The Struggle for India's Soul
- Author: Shashi Tharoor
- Publisher: Hurst Publishers
- Publication date: 2021

= The Struggle for India's Soul =

2021 book by Shashi Tharoor

The Struggle for India's Soul: Nationalism and the Fate of Democracy is a book by Shashi Tharoor which was published on 26 November 2021 by Hurst Publishers.

== Critical review ==
Tunku Varadarajan of The Wall Street Journal wrote "Where Mr.

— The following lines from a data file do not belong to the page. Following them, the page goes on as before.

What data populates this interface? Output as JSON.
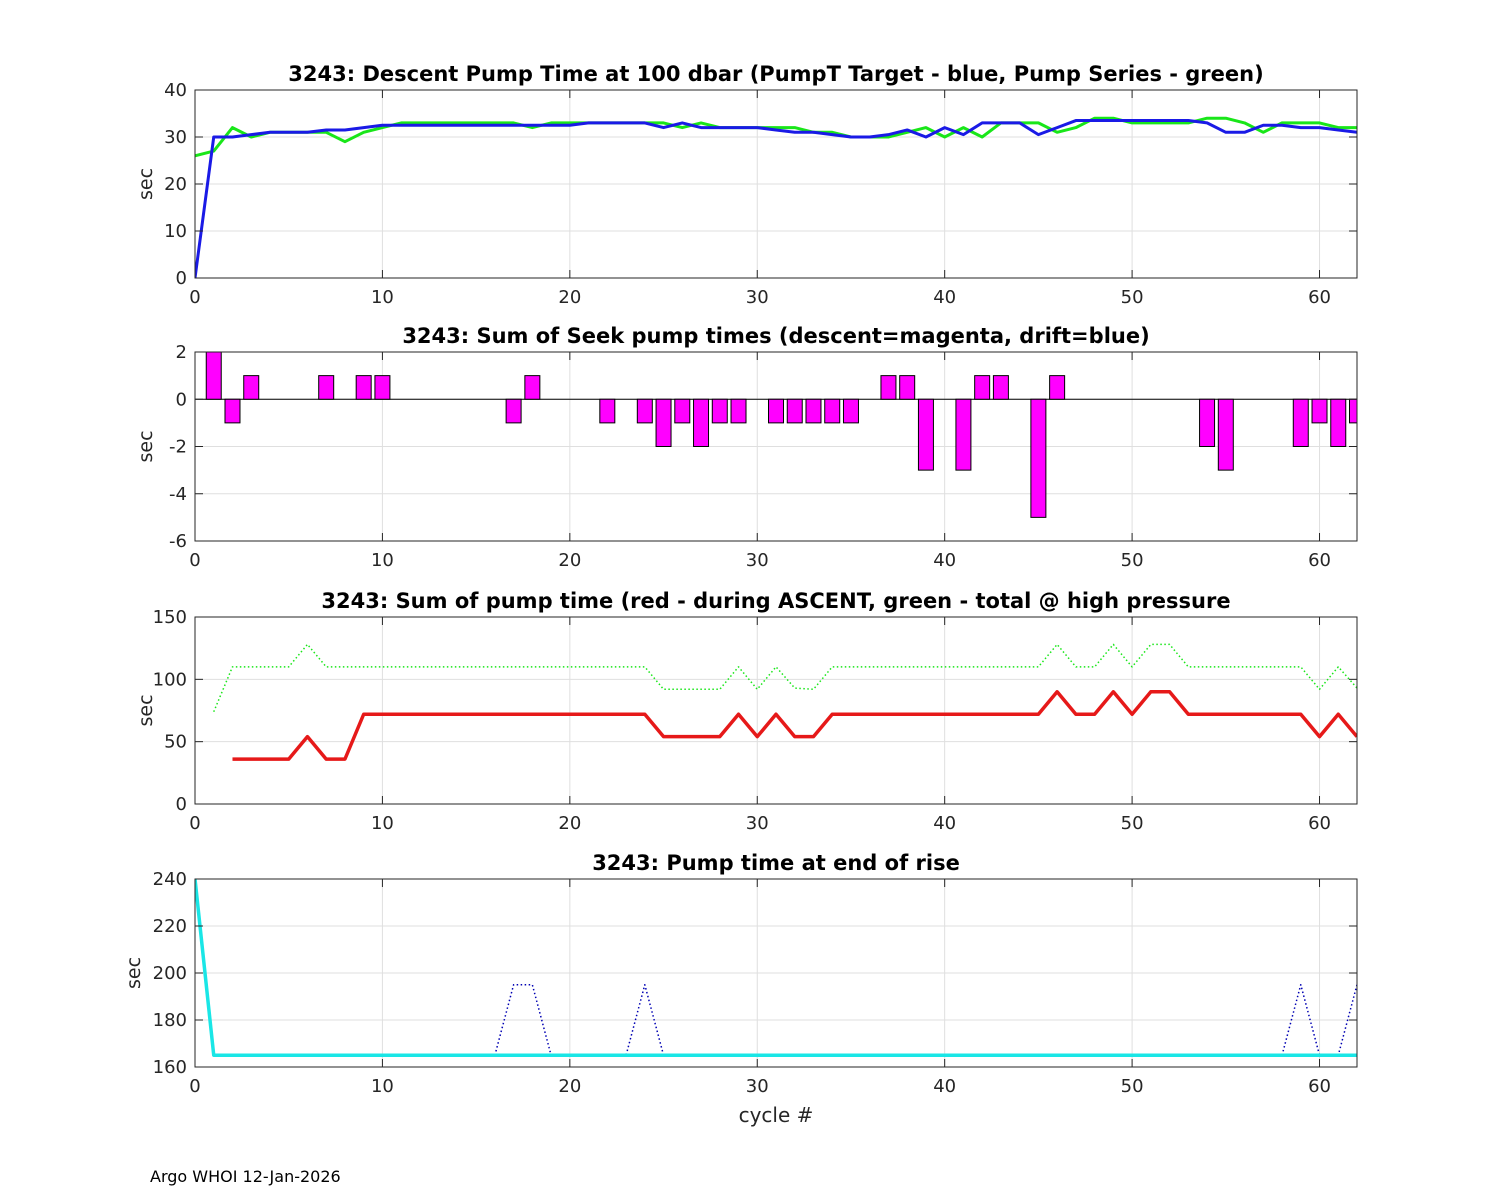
{
  "footer": "Argo WHOI 12-Jan-2026",
  "chart_data": [
    {
      "type": "line",
      "title": "3243: Descent Pump Time at 100 dbar (PumpT Target - blue, Pump Series - green)",
      "xlabel": "",
      "ylabel": "sec",
      "xlim": [
        0,
        62
      ],
      "ylim": [
        0,
        40
      ],
      "xticks": [
        0,
        10,
        20,
        30,
        40,
        50,
        60
      ],
      "yticks": [
        0,
        10,
        20,
        30,
        40
      ],
      "grid": true,
      "series": [
        {
          "name": "Pump Series",
          "color": "#19e619",
          "style": "solid",
          "width": 3,
          "x": [
            0,
            1,
            2,
            3,
            4,
            5,
            6,
            7,
            8,
            9,
            10,
            11,
            12,
            13,
            14,
            15,
            16,
            17,
            18,
            19,
            20,
            21,
            22,
            23,
            24,
            25,
            26,
            27,
            28,
            29,
            30,
            31,
            32,
            33,
            34,
            35,
            36,
            37,
            38,
            39,
            40,
            41,
            42,
            43,
            44,
            45,
            46,
            47,
            48,
            49,
            50,
            51,
            52,
            53,
            54,
            55,
            56,
            57,
            58,
            59,
            60,
            61,
            62
          ],
          "y": [
            26,
            27,
            32,
            30,
            31,
            31,
            31,
            31,
            29,
            31,
            32,
            33,
            33,
            33,
            33,
            33,
            33,
            33,
            32,
            33,
            33,
            33,
            33,
            33,
            33,
            33,
            32,
            33,
            32,
            32,
            32,
            32,
            32,
            31,
            31,
            30,
            30,
            30,
            31,
            32,
            30,
            32,
            30,
            33,
            33,
            33,
            31,
            32,
            34,
            34,
            33,
            33,
            33,
            33,
            34,
            34,
            33,
            31,
            33,
            33,
            33,
            32,
            32
          ]
        },
        {
          "name": "PumpT Target",
          "color": "#1a1ae6",
          "style": "solid",
          "width": 3,
          "x": [
            0,
            1,
            2,
            3,
            4,
            5,
            6,
            7,
            8,
            9,
            10,
            11,
            12,
            13,
            14,
            15,
            16,
            17,
            18,
            19,
            20,
            21,
            22,
            23,
            24,
            25,
            26,
            27,
            28,
            29,
            30,
            31,
            32,
            33,
            34,
            35,
            36,
            37,
            38,
            39,
            40,
            41,
            42,
            43,
            44,
            45,
            46,
            47,
            48,
            49,
            50,
            51,
            52,
            53,
            54,
            55,
            56,
            57,
            58,
            59,
            60,
            61,
            62
          ],
          "y": [
            0,
            30,
            30,
            30.5,
            31,
            31,
            31,
            31.5,
            31.5,
            32,
            32.5,
            32.5,
            32.5,
            32.5,
            32.5,
            32.5,
            32.5,
            32.5,
            32.5,
            32.5,
            32.5,
            33,
            33,
            33,
            33,
            32,
            33,
            32,
            32,
            32,
            32,
            31.5,
            31,
            31,
            30.5,
            30,
            30,
            30.5,
            31.5,
            30,
            32,
            30.5,
            33,
            33,
            33,
            30.5,
            32,
            33.5,
            33.5,
            33.5,
            33.5,
            33.5,
            33.5,
            33.5,
            33,
            31,
            31,
            32.5,
            32.5,
            32,
            32,
            31.5,
            31
          ]
        }
      ]
    },
    {
      "type": "bar",
      "title": "3243: Sum of Seek pump times (descent=magenta, drift=blue)",
      "xlabel": "",
      "ylabel": "sec",
      "xlim": [
        0,
        62
      ],
      "ylim": [
        -6,
        2
      ],
      "xticks": [
        0,
        10,
        20,
        30,
        40,
        50,
        60
      ],
      "yticks": [
        -6,
        -4,
        -2,
        0,
        2
      ],
      "grid": true,
      "bar_color": "#ff00ff",
      "x": [
        1,
        2,
        3,
        7,
        9,
        10,
        17,
        18,
        22,
        24,
        25,
        26,
        27,
        28,
        29,
        31,
        32,
        33,
        34,
        35,
        37,
        38,
        39,
        41,
        42,
        43,
        45,
        46,
        54,
        55,
        59,
        60,
        61,
        62
      ],
      "values": [
        2,
        -1,
        1,
        1,
        1,
        1,
        -1,
        1,
        -1,
        -1,
        -2,
        -1,
        -2,
        -1,
        -1,
        -1,
        -1,
        -1,
        -1,
        -1,
        1,
        1,
        -3,
        -3,
        1,
        1,
        -5,
        1,
        -2,
        -3,
        -2,
        -1,
        -2,
        -1
      ]
    },
    {
      "type": "line",
      "title": "3243: Sum of pump time (red - during ASCENT, green - total @ high pressure",
      "xlabel": "",
      "ylabel": "sec",
      "xlim": [
        0,
        62
      ],
      "ylim": [
        0,
        150
      ],
      "xticks": [
        0,
        10,
        20,
        30,
        40,
        50,
        60
      ],
      "yticks": [
        0,
        50,
        100,
        150
      ],
      "grid": true,
      "series": [
        {
          "name": "total @ high pressure",
          "color": "#19e619",
          "style": "dotted",
          "width": 1.5,
          "x": [
            1,
            2,
            3,
            4,
            5,
            6,
            7,
            8,
            9,
            10,
            11,
            12,
            13,
            14,
            15,
            16,
            17,
            18,
            19,
            20,
            21,
            22,
            23,
            24,
            25,
            26,
            27,
            28,
            29,
            30,
            31,
            32,
            33,
            34,
            35,
            36,
            37,
            38,
            39,
            40,
            41,
            42,
            43,
            44,
            45,
            46,
            47,
            48,
            49,
            50,
            51,
            52,
            53,
            54,
            55,
            56,
            57,
            58,
            59,
            60,
            61,
            62
          ],
          "y": [
            74,
            110,
            110,
            110,
            110,
            128,
            110,
            110,
            110,
            110,
            110,
            110,
            110,
            110,
            110,
            110,
            110,
            110,
            110,
            110,
            110,
            110,
            110,
            110,
            92,
            92,
            92,
            92,
            110,
            92,
            110,
            93,
            92,
            110,
            110,
            110,
            110,
            110,
            110,
            110,
            110,
            110,
            110,
            110,
            110,
            128,
            110,
            110,
            128,
            110,
            128,
            128,
            110,
            110,
            110,
            110,
            110,
            110,
            110,
            92,
            110,
            93
          ]
        },
        {
          "name": "during ASCENT",
          "color": "#e61919",
          "style": "solid",
          "width": 3.5,
          "x": [
            2,
            3,
            4,
            5,
            6,
            7,
            8,
            9,
            10,
            11,
            12,
            13,
            14,
            15,
            16,
            17,
            18,
            19,
            20,
            21,
            22,
            23,
            24,
            25,
            26,
            27,
            28,
            29,
            30,
            31,
            32,
            33,
            34,
            35,
            36,
            37,
            38,
            39,
            40,
            41,
            42,
            43,
            44,
            45,
            46,
            47,
            48,
            49,
            50,
            51,
            52,
            53,
            54,
            55,
            56,
            57,
            58,
            59,
            60,
            61,
            62
          ],
          "y": [
            36,
            36,
            36,
            36,
            54,
            36,
            36,
            72,
            72,
            72,
            72,
            72,
            72,
            72,
            72,
            72,
            72,
            72,
            72,
            72,
            72,
            72,
            72,
            54,
            54,
            54,
            54,
            72,
            54,
            72,
            54,
            54,
            72,
            72,
            72,
            72,
            72,
            72,
            72,
            72,
            72,
            72,
            72,
            72,
            90,
            72,
            72,
            90,
            72,
            90,
            90,
            72,
            72,
            72,
            72,
            72,
            72,
            72,
            54,
            72,
            54
          ]
        }
      ]
    },
    {
      "type": "line",
      "title": "3243: Pump time at end of rise",
      "xlabel": "cycle #",
      "ylabel": "sec",
      "xlim": [
        0,
        62
      ],
      "ylim": [
        160,
        240
      ],
      "xticks": [
        0,
        10,
        20,
        30,
        40,
        50,
        60
      ],
      "yticks": [
        160,
        180,
        200,
        220,
        240
      ],
      "grid": true,
      "series": [
        {
          "name": "blue dotted",
          "color": "#0000b3",
          "style": "dotted",
          "width": 1.5,
          "x": [
            16,
            17,
            18,
            19,
            23,
            24,
            25,
            58,
            59,
            60,
            61,
            62
          ],
          "y": [
            165,
            195,
            195,
            165,
            165,
            195,
            165,
            165,
            195,
            165,
            165,
            195
          ]
        },
        {
          "name": "cyan",
          "color": "#19e6e6",
          "style": "solid",
          "width": 3.5,
          "x": [
            0,
            1,
            62
          ],
          "y": [
            240,
            165,
            165
          ]
        }
      ]
    }
  ]
}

Tharoor’s book is at its weakest is in its absence of clear remedies or solutions, beyond well-meaning but somewhat trite assertions that India needs “a rearmed liberalism, with a mass movement for the restoration of our civic nationalism.” Reg Naulty of Rationale Magazine wrote "this book contains much wisdom", Arushi Ganguly of Australian Institute of International Affairs wrote "the book is enlightening for those who wish to gain critical insight into the ruling government of India." and Murali Kamma of New York Journal of Books wrote "In his sobering yet compelling book, Tharoor shows how in today’s India, where Hindu nationalists are firmly in power, a majoritarian mindset has supplanted the democratic mindset.”. The book has been reviewed by Maximillian Morch of Asian Review of Books and Reg Naulty of The Friend.